Tuesday, June 21, 2005

War on Drugs, War Against the Poor

I came across an article in the South African newspaper, The Star, published in Johannesburg, about futile efforts to stamp out marijuana cultivation by peasants in neighboring Swaziland.

If you are not familiar with Swaziland, it is

a small landlocked country of about 17,360 square kilometers, with a population of approximately 1 million in 1999, at a density of 57 persons per square kilometer. Swaziland has some natural mineral resources (coal, asbestos, timber) but is a predominantly market economy based largely on wholesale and retail trade, agriculture and light industries. The Gross Domestic Product per capita is approximately US$1,300.
According to one recent report, "two-thirds of Swazis [live] in chronic poverty, and unemployment [reaches] beyond 40 percent." And the World Food Program reports:
The poorest and most food insecure households are headed by people with the least employment opportunities and very few assets

Even in years of reasonable harvest and stable prices, some two-thirds of households live below the poverty line. The recent dramatic increase in food prices have pushed a greater proportion of people below the poverty line and worsened the lives of those already struggling

66 percent of Swaziland's population live below the poverty line

The economy is largely dependent on agriculture and manufacturing sectors

As a land-locked country, with limited domestic markets, it relies on exports of agricultural commodities for economic development and food security

Arable land only represents 11 percent of the total area; the rest is permanent pasture, forest or woodland

The average unemployment rate in Swaziland is about 40 percent, although this figure is higher in rural areas

So it should come as no mystery why Swazi farmers turn to a cash crop that actually earns them cash in an effort to rescue their families from abject poverty. They grow "dagga" (a South African term for marijuana, weed, pot). The Johannesburg Star article explains:
Prized for its potency across the world, "Swazi Gold" is grown in the remote northern mountains of this tiny African kingdom, then smuggled into neighbouring South Africa and on to Europe and North America.

Police in impoverished Swaziland say that despite dousing acres of towering plants with deadly insecticide, they are losing the war on dagga to dirt-poor peasants bent on protecting their most lucrative crop.

"We can't win this war," says inspector Ngwane Dlamini, head of criminal investigation in the northern region of Hhohho.

"This is just a drop in the ocean - the people are poor and they can get much more money for marijuana than maize or vegetables," he says as he sniffs at a 2m plant in one makeshift field north of the regional capital Pigg's Peak.
To put a human face on the situation, correspondent Rebecca Harrison found the widow of a peasant farmer. It's hard to argue with her reasoning:
Like thousands of other peasant farmers in Hhohho, a woman who identifies herself only as Khanyesile ekes out a living from 30 limp dagga plants hidden in thick undergrowth behind her rickety shack.

"My husband died and I lost my job at the local furniture factory - I needed money to feed my five children and send them to school," she says from beneath a flowered headscarf.

Khanyesile, 45, has been jailed and fined for her dagga. Police have twice sprayed and burned her tiny fields and once local thieves stole the entire crop just before harvesting.

But a patchy income from selling shiny stones to tourists at the side of the road is not enough to feed her family, and she has no intention of giving up her plants despite the threat of up to six years in prison.

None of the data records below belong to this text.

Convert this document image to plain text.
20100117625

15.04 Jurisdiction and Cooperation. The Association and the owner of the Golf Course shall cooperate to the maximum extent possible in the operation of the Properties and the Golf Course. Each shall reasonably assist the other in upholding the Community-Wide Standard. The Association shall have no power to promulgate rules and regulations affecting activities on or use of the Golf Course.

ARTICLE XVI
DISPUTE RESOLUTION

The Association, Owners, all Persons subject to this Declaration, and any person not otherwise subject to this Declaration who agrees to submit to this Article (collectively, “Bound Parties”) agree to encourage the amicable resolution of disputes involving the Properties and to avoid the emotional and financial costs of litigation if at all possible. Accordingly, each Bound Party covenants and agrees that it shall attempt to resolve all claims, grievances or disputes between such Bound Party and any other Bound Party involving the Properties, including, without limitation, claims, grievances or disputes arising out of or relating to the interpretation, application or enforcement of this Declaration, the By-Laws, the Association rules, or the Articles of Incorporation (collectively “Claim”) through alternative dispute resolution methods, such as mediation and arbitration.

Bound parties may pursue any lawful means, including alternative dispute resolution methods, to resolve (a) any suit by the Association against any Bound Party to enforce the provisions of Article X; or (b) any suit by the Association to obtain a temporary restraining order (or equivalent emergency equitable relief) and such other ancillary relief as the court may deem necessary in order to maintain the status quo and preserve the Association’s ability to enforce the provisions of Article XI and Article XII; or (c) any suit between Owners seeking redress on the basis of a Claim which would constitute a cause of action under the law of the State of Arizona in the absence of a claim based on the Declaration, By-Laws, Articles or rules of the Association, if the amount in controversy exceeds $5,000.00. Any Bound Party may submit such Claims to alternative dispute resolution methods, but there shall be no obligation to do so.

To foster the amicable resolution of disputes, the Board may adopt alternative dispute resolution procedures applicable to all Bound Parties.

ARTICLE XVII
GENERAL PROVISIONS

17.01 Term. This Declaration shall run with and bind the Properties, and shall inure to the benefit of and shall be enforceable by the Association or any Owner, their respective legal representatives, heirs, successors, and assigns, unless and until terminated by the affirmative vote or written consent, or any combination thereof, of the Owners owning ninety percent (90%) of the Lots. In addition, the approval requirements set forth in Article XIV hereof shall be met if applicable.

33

"You can't get money for maize... and it is difficult to grow, but a man from South Africa comes every month to buy my dagga," she says.

Most of her neighbours, Khanyesile says, also grow dagga, and homesteads club together to minimise risk for the man from South Africa, who arrives on foot across the mountains.

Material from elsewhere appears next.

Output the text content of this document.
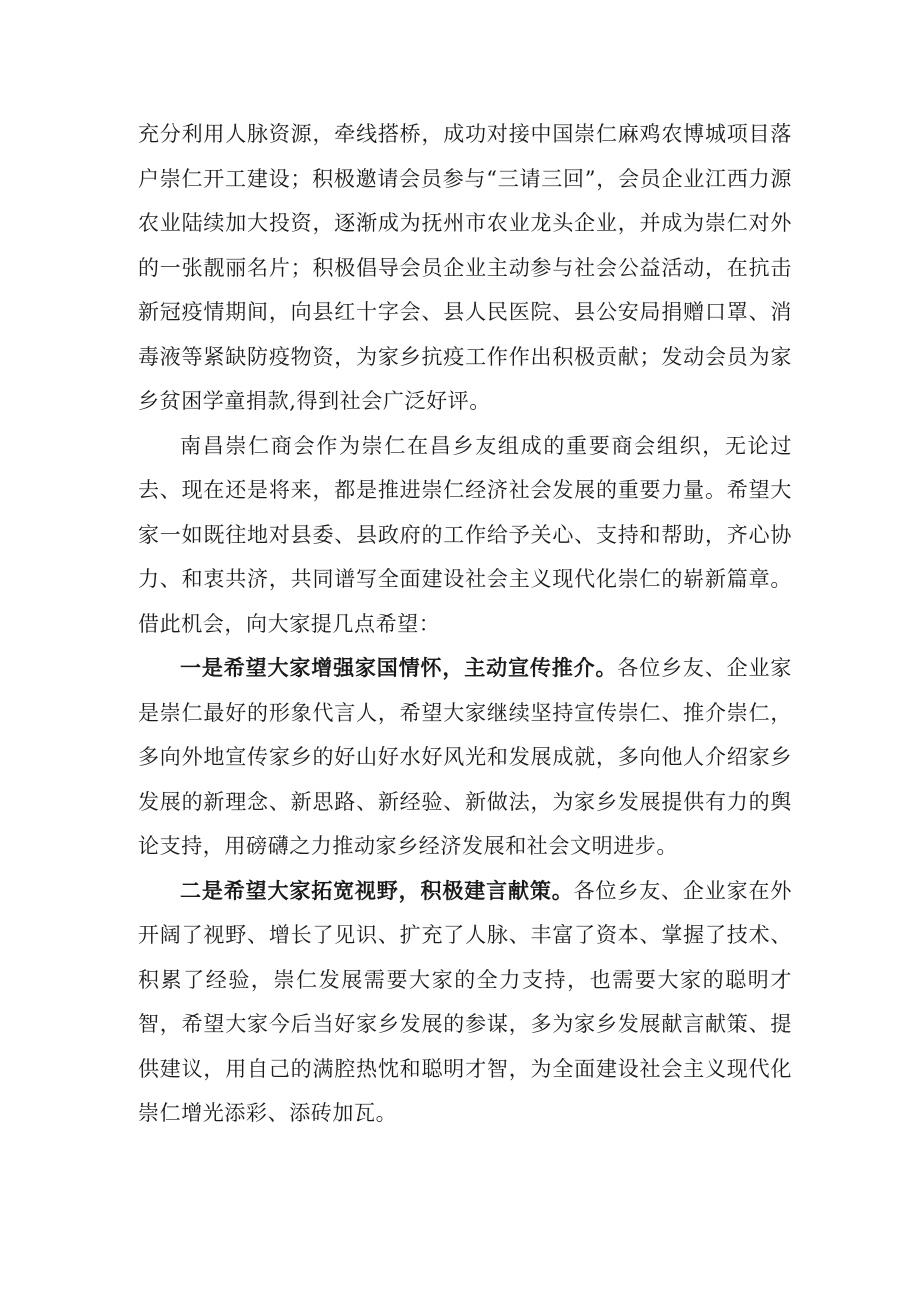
充分利用人脉资源，牵线搭桥，成功对接中国崇仁麻鸡农博城项目落户崇仁开工建设；积极邀请会员参与“三请三回”，会员企业江西力源农业陆续加大投资，逐渐成为抚州市农业龙头企业，并成为崇仁对外的一张靓丽名片；积极倡导会员企业主动参与社会公益活动，在抗击新冠疫情期间，向县红十字会、县人民医院、县公安局捐赠口罩、消毒液等紧缺防疫物资，为家乡抗疫工作作出积极贡献；发动会员为家乡贫困学童捐款,得到社会广泛好评。

南昌崇仁商会作为崇仁在昌乡友组成的重要商会组织，无论过去、现在还是将来，都是推进崇仁经济社会发展的重要力量。希望大家一如既往地对县委、县政府的工作给予关心、支持和帮助，齐心协力、和衷共济，共同谱写全面建设社会主义现代化崇仁的崭新篇章。借此机会，向大家提几点希望：

一是希望大家增强家国情怀，主动宣传推介。各位乡友、企业家是崇仁最好的形象代言人，希望大家继续坚持宣传崇仁、推介崇仁，多向外地宣传家乡的好山好水好风光和发展成就，多向他人介绍家乡发展的新理念、新思路、新经验、新做法，为家乡发展提供有力的舆论支持，用磅礴之力推动家乡经济发展和社会文明进步。

二是希望大家拓宽视野，积极建言献策。各位乡友、企业家在外开阔了视野、增长了见识、扩充了人脉、丰富了资本、掌握了技术、积累了经验，崇仁发展需要大家的全力支持，也需要大家的聪明才智，希望大家今后当好家乡发展的参谋，多为家乡发展献言献策、提供建议，用自己的满腔热忱和聪明才智，为全面建设社会主义现代化崇仁增光添彩、添砖加瓦。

"I don't understand why the police want to stop us growing dagga - it is the only way we can make money."
While small-scale farmers like Khanyesile barely eke out a living by growing pot in a tiny patch in their backyards, the potential for profits that will pull them out of poverty is great:
Swazi marijuana, which is said to be more potent due to the soil and weather conditions, fetches a handsome premium.

On the streets of Johannesburg, Swazi Gold is sold in 30g small bank bags, or "bankies", for R70 apiece, while Amsterdam coffee shops charge the equivalent of around R50 for one gram.

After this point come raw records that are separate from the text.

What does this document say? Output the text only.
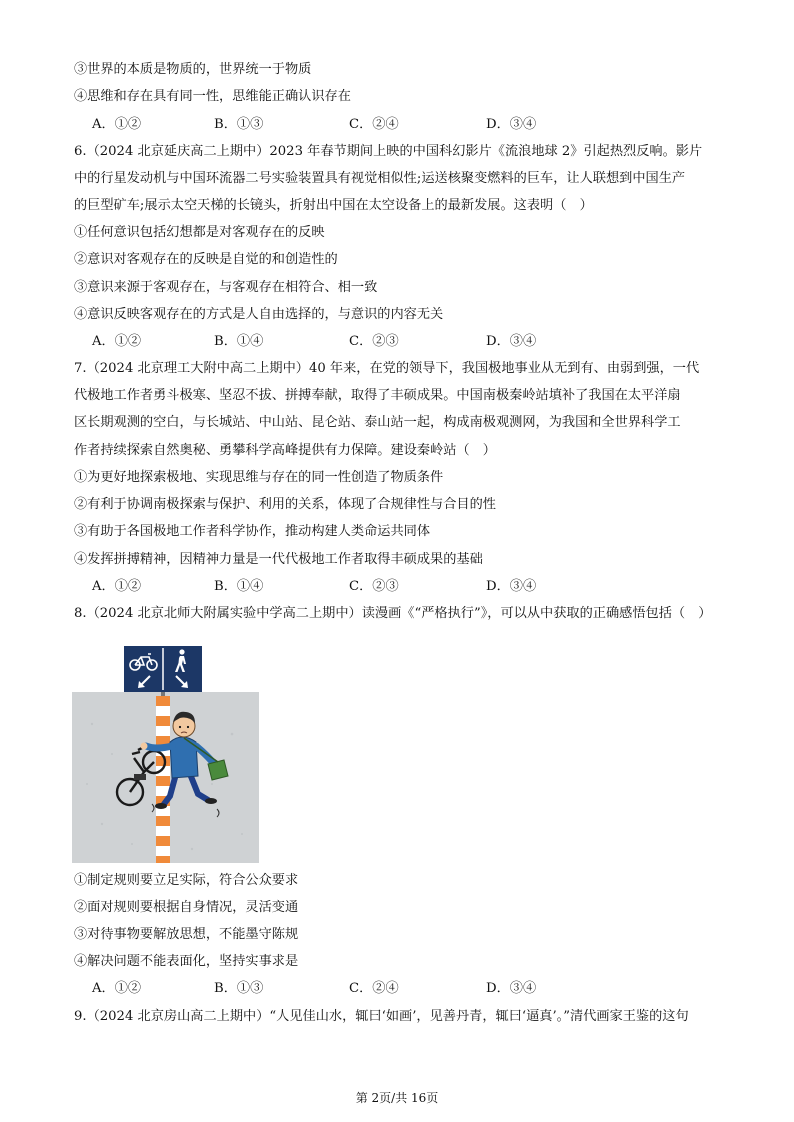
③世界的本质是物质的，世界统一于物质
④思维和存在具有同一性，思维能正确认识存在
A．①②	B．①③	C．②④	D．③④
6.（2024 北京延庆高二上期中）2023 年春节期间上映的中国科幻影片《流浪地球 2》引起热烈反响。影片
中的行星发动机与中国环流器二号实验装置具有视觉相似性;运送核聚变燃料的巨车，让人联想到中国生产
的巨型矿车;展示太空天梯的长镜头，折射出中国在太空设备上的最新发展。这表明（　）
①任何意识包括幻想都是对客观存在的反映
②意识对客观存在的反映是自觉的和创造性的
③意识来源于客观存在，与客观存在相符合、相一致
④意识反映客观存在的方式是人自由选择的，与意识的内容无关
A．①②	B．①④	C．②③	D．③④
7.（2024 北京理工大附中高二上期中）40 年来，在党的领导下，我国极地事业从无到有、由弱到强，一代
代极地工作者勇斗极寒、坚忍不拔、拼搏奉献，取得了丰硕成果。中国南极秦岭站填补了我国在太平洋扇
区长期观测的空白，与长城站、中山站、昆仑站、泰山站一起，构成南极观测网，为我国和全世界科学工
作者持续探索自然奥秘、勇攀科学高峰提供有力保障。建设秦岭站（　）
①为更好地探索极地、实现思维与存在的同一性创造了物质条件
②有利于协调南极探索与保护、利用的关系，体现了合规律性与合目的性
③有助于各国极地工作者科学协作，推动构建人类命运共同体
④发挥拼搏精神，因精神力量是一代代极地工作者取得丰硕成果的基础
A．①②	B．①④	C．②③	D．③④
8.（2024 北京北师大附属实验中学高二上期中）读漫画《“严格执行”》，可以从中获取的正确感悟包括（　）
①制定规则要立足实际，符合公众要求
②面对规则要根据自身情况，灵活变通
③对待事物要解放思想，不能墨守陈规
④解决问题不能表面化，坚持实事求是
A．①②	B．①③	C．②④	D．③④
9.（2024 北京房山高二上期中）“人见佳山水，辄曰‘如画’，见善丹青，辄曰‘逼真’。”清代画家王鉴的这句
第 2页/共 16页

Khanyesile says she gets around R1 000 for 2kg.
(Current exchange rates will bring approximately 6.7 South African rand for each American dollar. So R1,000 is about $150.00 -- a lot of money in a country where the average income is barely more than $100 per month.)

Why do the United States and other developed countries subsidize a global war on drugs that is effectively a war on the survival of the poor? Why do they do it even when its futility is so apparent? As Harrison puts it in her Star article,
[M]any experts say police are wasting their time, since dagga is embedded in Swazi culture, smoked for centuries by farmers and used for medicine by traditional healers.

Dlamini [the drug enforcement agent] says even the chief of his home village would smoke a dagga pipe twice a day as an accepted part of Swazi tradition.
Futile and cruel. Cruel and futile. Those are the words to describe the war on drugs.